Last updated: 23 February 2011
Welsh painter Gwen John lived the majority of her life in France, was model and lover to renowned sculptor Auguste Rodin and was the sister of flamboyant artist Augustus John.
Gwen John was born in 1876 in Haverfordwest, Pembrokeshire, the second of four children. The John family moved to Tenby while she was in her infancy, where her younger brother Augustus was born in 1878.
Gwen followed Augustus to study at the Slade School in London between the years of 1895-1898. The siblings shared living quarters during their time at the school.
In 1898 Gwen visited Paris for the first time. After her graduation she briefly worked with the highly fashionable American-born painter, artist and etcher James Whistler in Paris and studied at his Académie Carmen. She returned to London in 1899, exhibiting her work for the first time in 1900.
Three years later Gwen returned to France with friend Dorelia McNeill, who would later become Augustus's second wife. She found work as an artist's model in Paris, and lived in the city from 1904.
In contrast to her brother, Gwen was fastidious, contemplative and slow-working; her first paintings there were of cats, self-portraits and of the interior of her own room. She began modelling for Auguste Rodin in 1904, and subsequently became his lover. Despite the 36 year age gap Gwen became obsessively attached to the painter, her passion unabated in the ten year long love affair.
In 1910 she moved to the Parisian suburb of Meudon where Rodin lived and where she was to spend the rest of her life. It was in this suburb that she met the noted American art collector John Quinn who would become her patron. She also entered the Catholic Church during this period which gave the artist, inclined to self-neglect and isolation, a sense of solace, especially so as her turbulent relationship with Rodin ebbed away.
Gwen developed a unique style of painting depicting what was close to her. After the death of Rodin in 1917, her religious belief became the centre of her life. She exhibited for the first time in Paris in 1919 and did so regularly afterwards until the mid 1920s. After this time she became increasingly isolated and produced little, perhaps as a result of Quinn's death in 1924.
In 1926 she began a romantic relationship with Véra Oumançoff, though the latter ended the affair some four years later. Gwen's artistic output drastically reduced towards the end of her life, with no evidence to suggest that she produced anything in her final years.

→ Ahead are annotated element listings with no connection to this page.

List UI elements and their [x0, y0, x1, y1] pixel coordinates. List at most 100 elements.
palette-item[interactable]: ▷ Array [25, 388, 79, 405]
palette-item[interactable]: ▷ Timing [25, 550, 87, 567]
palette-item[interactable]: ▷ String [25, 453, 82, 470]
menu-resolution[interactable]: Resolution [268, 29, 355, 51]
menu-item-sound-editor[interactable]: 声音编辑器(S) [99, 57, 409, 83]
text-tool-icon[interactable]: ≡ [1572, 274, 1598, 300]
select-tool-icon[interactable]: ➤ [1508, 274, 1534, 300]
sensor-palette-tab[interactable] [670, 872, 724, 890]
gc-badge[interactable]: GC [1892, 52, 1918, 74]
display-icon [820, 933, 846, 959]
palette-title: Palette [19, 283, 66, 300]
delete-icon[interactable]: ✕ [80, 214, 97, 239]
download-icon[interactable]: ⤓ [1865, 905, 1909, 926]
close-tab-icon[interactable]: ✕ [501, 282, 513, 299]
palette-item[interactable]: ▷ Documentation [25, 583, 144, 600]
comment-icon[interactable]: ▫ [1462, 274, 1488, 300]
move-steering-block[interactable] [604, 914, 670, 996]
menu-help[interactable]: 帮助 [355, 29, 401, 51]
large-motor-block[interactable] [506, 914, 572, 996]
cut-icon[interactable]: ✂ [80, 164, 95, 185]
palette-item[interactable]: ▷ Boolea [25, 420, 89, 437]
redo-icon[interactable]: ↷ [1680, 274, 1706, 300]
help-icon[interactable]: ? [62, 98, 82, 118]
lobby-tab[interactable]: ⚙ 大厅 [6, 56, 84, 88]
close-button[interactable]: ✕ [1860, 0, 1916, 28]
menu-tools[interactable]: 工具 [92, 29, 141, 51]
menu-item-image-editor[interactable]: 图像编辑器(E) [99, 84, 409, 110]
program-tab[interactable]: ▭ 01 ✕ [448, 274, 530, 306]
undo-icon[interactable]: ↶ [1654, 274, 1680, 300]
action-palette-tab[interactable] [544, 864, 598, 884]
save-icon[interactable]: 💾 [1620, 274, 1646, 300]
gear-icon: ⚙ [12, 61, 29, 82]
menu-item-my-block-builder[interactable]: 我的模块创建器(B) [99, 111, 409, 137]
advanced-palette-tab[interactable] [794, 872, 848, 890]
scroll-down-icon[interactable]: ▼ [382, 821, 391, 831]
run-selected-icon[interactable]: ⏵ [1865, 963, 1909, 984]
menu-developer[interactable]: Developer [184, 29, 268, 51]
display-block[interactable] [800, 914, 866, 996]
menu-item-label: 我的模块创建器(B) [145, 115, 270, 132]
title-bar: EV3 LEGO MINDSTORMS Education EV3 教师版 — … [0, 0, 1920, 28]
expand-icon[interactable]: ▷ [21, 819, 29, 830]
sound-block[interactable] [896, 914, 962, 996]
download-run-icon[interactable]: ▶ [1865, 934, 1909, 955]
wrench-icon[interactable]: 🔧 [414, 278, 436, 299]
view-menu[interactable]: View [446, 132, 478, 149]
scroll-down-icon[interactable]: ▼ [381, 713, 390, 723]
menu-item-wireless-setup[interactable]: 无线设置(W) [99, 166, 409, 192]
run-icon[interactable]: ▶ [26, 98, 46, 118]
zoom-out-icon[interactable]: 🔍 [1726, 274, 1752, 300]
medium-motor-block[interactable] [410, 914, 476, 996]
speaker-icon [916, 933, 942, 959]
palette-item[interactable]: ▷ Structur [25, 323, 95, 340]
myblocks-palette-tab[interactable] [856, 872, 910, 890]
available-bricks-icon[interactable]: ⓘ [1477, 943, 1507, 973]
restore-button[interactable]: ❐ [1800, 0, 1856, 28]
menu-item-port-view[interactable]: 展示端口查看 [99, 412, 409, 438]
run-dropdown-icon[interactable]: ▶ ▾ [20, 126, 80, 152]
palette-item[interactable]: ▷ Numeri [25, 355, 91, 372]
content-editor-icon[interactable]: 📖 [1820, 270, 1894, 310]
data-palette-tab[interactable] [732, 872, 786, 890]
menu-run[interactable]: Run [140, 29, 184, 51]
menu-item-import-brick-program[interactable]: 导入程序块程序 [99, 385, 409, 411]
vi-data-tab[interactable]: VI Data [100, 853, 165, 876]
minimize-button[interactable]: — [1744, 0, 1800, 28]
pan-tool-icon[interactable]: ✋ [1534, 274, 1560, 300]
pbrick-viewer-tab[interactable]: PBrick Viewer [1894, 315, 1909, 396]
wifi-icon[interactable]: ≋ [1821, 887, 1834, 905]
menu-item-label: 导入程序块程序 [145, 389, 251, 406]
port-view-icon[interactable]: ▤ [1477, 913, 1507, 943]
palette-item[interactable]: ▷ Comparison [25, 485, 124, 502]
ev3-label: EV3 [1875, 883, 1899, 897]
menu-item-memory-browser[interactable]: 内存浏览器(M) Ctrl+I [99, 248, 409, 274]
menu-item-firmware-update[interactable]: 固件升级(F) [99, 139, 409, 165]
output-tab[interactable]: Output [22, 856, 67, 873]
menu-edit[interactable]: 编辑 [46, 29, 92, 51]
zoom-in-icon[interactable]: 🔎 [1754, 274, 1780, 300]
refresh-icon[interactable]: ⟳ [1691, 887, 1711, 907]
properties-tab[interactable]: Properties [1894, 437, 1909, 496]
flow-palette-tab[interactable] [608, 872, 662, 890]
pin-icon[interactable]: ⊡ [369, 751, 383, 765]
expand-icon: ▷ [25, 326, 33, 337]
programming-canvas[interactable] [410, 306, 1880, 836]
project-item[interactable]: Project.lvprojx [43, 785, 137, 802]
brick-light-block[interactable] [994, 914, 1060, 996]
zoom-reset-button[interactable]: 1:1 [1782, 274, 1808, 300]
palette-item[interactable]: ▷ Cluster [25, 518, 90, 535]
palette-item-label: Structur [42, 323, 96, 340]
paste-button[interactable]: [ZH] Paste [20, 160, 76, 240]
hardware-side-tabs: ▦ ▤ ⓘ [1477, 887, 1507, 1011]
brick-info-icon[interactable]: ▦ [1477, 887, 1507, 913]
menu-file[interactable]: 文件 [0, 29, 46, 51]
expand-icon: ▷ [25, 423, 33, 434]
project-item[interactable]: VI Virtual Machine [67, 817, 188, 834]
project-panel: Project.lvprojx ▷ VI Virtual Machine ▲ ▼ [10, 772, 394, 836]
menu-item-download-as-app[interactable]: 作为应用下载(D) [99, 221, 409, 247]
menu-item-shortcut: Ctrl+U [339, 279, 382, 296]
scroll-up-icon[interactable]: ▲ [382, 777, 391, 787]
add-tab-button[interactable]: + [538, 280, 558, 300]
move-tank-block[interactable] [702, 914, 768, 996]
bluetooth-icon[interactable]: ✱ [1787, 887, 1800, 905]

Gwen's life ended in Dieppe in September 1939, the artist dying virtually unknown at the age of 63. She had prepared her will before her journey to the sea, a region she had visited many times, taking only this and instructions for her burial on her visit.
Though constantly overshadowed by the fame of her younger brother in her lifetime, Gwen John has become a celebrated painter of international renown. She left behind more than two hundred paintings and approximately 1,000 sketches.